Creating inclusive improv→

Improv theatre is about saying yes. It is about accepting offers. It should be a place where all people are accepted and tolerance is practiced. But it’s not always. Often racial, cultural and gender stereotypes and cheap jokes at the expense of those with less privilege get rewarded. It can be very hard for people affected by this to confront those who are making jokes without being told they are being ‘over-sensitive’ or ‘it’s just a joke’. But for many people, those ‘jokes’ aren’t funny and they’re the same thing they’ve heard time and time again and they may go to the very heart of their identity. Why would such a person stick around to perform with people who perpetuate the shittier aspects of an oppressive society? Why would an audience want to stay and watch stories that play out the oppression they see and experience everyday when they could be watching something that transcends it?

Great post, read it.

I like improv because you can present your worldview (or perhaps how you’d like to see the world) to an audience in a non-preachy manner – it can be done in stand-up but it’s much more noticeable when it’s done badly. The downside is that unlike most stand-up, improvisers are making it up on the spot, which mean more factors come into it – performer experience levels, the nervousness of performers, or whether the show has been getting a response from the audience (laughter, total silence, etc). It’s a theory, but I believe that those factors dictate certain choices and when they’re made by performers.
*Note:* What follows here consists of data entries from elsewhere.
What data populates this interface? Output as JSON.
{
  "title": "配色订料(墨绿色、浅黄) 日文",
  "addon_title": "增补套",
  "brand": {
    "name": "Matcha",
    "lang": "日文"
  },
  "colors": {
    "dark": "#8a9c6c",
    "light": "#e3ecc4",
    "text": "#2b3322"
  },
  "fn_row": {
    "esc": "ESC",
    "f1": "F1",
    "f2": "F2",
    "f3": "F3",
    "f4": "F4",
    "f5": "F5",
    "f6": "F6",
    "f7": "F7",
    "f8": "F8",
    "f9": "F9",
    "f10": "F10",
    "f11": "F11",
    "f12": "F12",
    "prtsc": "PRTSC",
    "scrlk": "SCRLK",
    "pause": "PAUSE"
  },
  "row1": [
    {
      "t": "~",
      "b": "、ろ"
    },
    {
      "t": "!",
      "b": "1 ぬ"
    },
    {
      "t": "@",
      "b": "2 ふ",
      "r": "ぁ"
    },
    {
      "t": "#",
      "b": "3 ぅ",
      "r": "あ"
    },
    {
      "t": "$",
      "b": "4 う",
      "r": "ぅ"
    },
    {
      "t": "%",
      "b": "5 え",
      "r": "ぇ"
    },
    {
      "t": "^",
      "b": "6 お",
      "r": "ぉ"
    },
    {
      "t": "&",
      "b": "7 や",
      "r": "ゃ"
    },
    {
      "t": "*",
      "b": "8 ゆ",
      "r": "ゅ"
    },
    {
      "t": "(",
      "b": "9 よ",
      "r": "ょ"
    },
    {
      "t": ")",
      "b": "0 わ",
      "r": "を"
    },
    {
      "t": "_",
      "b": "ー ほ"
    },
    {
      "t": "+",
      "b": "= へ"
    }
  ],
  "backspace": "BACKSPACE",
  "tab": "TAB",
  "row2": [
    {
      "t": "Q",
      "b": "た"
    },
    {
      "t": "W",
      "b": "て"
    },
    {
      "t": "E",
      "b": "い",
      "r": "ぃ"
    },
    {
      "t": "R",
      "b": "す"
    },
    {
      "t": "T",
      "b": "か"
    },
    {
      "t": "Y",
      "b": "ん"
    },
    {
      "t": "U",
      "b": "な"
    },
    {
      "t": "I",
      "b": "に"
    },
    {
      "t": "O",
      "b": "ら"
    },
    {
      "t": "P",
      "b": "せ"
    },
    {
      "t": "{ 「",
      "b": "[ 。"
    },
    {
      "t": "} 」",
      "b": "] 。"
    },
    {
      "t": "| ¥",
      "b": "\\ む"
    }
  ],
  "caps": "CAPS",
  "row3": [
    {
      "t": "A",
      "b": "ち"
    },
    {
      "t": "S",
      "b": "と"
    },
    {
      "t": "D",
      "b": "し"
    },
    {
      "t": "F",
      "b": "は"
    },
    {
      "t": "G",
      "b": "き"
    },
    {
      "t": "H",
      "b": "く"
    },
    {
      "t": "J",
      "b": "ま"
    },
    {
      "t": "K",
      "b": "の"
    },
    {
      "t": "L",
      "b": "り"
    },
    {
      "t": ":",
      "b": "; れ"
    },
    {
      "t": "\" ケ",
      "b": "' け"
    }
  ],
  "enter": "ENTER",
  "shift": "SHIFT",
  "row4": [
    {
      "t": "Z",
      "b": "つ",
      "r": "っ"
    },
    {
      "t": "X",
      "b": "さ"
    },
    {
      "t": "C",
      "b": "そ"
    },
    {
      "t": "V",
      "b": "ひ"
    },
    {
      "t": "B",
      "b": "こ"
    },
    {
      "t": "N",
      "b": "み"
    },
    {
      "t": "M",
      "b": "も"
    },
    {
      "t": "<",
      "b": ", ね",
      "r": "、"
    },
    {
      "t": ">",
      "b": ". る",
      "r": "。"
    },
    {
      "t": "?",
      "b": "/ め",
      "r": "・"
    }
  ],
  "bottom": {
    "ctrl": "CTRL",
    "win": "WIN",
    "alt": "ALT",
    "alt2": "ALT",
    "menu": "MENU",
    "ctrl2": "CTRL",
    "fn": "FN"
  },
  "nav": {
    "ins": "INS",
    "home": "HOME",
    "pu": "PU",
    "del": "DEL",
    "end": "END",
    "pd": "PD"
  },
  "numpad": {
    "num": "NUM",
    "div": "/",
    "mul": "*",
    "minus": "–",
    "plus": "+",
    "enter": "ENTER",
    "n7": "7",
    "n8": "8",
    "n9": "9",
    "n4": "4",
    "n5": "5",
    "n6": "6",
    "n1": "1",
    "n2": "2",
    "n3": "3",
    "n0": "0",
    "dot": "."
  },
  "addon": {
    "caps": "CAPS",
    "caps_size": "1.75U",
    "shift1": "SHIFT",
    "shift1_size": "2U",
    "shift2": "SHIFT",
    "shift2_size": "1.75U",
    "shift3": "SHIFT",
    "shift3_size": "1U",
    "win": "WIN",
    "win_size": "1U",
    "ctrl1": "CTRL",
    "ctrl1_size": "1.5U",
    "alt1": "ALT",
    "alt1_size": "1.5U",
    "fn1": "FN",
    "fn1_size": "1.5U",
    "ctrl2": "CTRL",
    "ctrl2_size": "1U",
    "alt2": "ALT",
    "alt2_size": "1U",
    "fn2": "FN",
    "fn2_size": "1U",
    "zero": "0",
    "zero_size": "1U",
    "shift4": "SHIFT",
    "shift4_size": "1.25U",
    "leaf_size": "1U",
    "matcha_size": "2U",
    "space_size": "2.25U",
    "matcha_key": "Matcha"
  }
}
Ultimately, what you do on stage as an improviser is a presentation of yourself to the world, even if it’s masked by the character you’re playing. I have a bit of hesitance playing the opposite gender on stage at the moment. I fear being on stage playing with my long (and it’s always long) hair, arms bent in the air at the elbow. I fear it twice as much if I’m stirring a pot and/or talking about a male character not in the scene. The reason is two fold. One, by doing that the joke becomes the fact that I’m a man playing a women in an improv scene, and that means that the audience isn’t engaged with what I’m doing on stage. Two, the subtext is that this is how me, the improviser feels about women in the real world.

The strawman argument to that second point usually is “aw nah, I was just playing a character!” But if playing a character means playing the above in order to get a laugh, or to save a show from dying, or because it’s what the show needed and you were working from instinct; it still suggests that the choice is being made so that you can be personally rewarded. And that’s not respect – its entitlement.